Iran’s proposed increase in oil production would enter the market gradually after sanctions end and won’t pressure prices, the Iranian Oil Ministry’s Shana news agency said on Saturday.
Iran has the potential to boost its oil production by 500,000 barrels a day within a week of sanctions being lifted, and by 1 million barrels shortly after, Shana said, citing Seyyid Mohsen Ghamsari, the head of international affairs at National Iranian Oil Co. How much of it enters the market will depend on market conditions, Ghamsari said.
Brent crude slid 34 percent over the past year as the Organization of Petroleum Exporting Countries increased its output in the face of already rising global stockpiles. Saudi Arabia, the world’s largest crude exporter, has led the group in fighting for market share against higher-cost producers such as shale drillers in the U.S. OPEC set aside its output target of 30 million barrels a day at its meeting in Vienna last month.
United Nations nuclear monitors in December ended their 12-year probe of Iran’s research into atomic-weapon technologies, moving the country a major step closer to relief from sanctions. Iranian oil companies and banks may be able to return to international markets by mid-January, based on the pace at which the nation is disabling nuclear infrastructure.
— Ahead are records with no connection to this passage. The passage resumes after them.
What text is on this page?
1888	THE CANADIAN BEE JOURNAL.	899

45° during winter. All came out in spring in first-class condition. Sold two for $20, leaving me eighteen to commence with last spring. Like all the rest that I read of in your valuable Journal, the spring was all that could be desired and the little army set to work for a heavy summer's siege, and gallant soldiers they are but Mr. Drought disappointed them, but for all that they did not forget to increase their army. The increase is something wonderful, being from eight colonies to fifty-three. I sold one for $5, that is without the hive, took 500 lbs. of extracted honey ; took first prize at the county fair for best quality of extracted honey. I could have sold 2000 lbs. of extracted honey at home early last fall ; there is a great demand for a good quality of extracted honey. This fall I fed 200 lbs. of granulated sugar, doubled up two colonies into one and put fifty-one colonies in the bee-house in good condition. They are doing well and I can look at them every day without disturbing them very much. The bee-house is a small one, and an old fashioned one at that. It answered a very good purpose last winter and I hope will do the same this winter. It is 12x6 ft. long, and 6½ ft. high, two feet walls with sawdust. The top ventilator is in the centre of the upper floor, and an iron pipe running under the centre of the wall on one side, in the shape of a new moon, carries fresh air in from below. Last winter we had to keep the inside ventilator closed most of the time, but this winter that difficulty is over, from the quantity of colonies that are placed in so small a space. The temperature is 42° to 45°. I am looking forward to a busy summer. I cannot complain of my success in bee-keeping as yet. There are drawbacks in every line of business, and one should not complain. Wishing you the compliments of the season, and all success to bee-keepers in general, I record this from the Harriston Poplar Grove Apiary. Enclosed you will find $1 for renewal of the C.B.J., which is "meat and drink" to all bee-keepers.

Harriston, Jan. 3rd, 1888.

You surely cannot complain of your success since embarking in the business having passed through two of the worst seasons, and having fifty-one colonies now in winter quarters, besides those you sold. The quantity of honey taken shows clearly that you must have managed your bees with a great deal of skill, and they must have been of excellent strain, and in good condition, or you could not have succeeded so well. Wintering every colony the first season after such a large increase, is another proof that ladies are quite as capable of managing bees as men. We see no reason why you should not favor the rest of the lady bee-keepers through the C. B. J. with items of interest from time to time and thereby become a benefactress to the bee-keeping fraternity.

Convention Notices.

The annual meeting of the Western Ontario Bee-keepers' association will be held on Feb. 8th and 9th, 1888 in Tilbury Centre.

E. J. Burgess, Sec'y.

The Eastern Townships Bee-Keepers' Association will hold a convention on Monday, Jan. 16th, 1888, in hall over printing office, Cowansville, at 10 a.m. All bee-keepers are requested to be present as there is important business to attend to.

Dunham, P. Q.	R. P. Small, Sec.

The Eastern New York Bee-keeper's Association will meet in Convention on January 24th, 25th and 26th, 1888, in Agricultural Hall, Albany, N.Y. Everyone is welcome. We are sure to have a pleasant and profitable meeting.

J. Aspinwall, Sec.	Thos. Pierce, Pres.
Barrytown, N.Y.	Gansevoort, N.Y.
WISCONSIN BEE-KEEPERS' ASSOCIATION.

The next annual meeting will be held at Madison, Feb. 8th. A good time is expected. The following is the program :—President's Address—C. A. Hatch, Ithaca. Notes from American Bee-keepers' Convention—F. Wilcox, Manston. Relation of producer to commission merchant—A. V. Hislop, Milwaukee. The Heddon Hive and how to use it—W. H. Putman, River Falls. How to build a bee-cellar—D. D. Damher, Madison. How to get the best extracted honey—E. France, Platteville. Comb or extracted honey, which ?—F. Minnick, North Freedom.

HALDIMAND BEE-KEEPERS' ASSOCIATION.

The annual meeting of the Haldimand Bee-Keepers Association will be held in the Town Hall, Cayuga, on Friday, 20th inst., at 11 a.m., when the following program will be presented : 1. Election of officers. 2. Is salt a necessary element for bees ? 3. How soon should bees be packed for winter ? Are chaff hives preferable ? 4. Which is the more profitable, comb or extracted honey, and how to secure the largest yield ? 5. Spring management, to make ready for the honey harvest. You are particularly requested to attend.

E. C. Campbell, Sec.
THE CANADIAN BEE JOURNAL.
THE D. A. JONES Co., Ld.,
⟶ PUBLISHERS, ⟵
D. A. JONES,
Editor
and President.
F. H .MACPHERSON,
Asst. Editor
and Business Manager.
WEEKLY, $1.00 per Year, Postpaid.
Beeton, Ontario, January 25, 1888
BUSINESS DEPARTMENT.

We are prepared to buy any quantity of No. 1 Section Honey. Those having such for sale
Iran sees crude markets oversupplied by 2.5 million to 3 million barrels per day, and its efforts to restore the country’s market share have to take that dynamic into consideration, Ghamsari said. Amid the glut, he said the country can increase exports either through a “price war” or by finding new customers. Ghamsari provided examples for the second method.
Increasing demand from India and China creates an opportunity for Iran, Ghamsari said. Acquiring refineries abroad can also help increase exports, while more aggressive measures are also being considered, he added.
“There is no reason why Iran should be importing so many products from South Korea when it shows reluctance in buying Iran’s crude oil,” Ghamsari said. “The volume of Iran’s exports to that country is not in proportion with imports from that country. The Central Bank of Iran can exercise control on this.”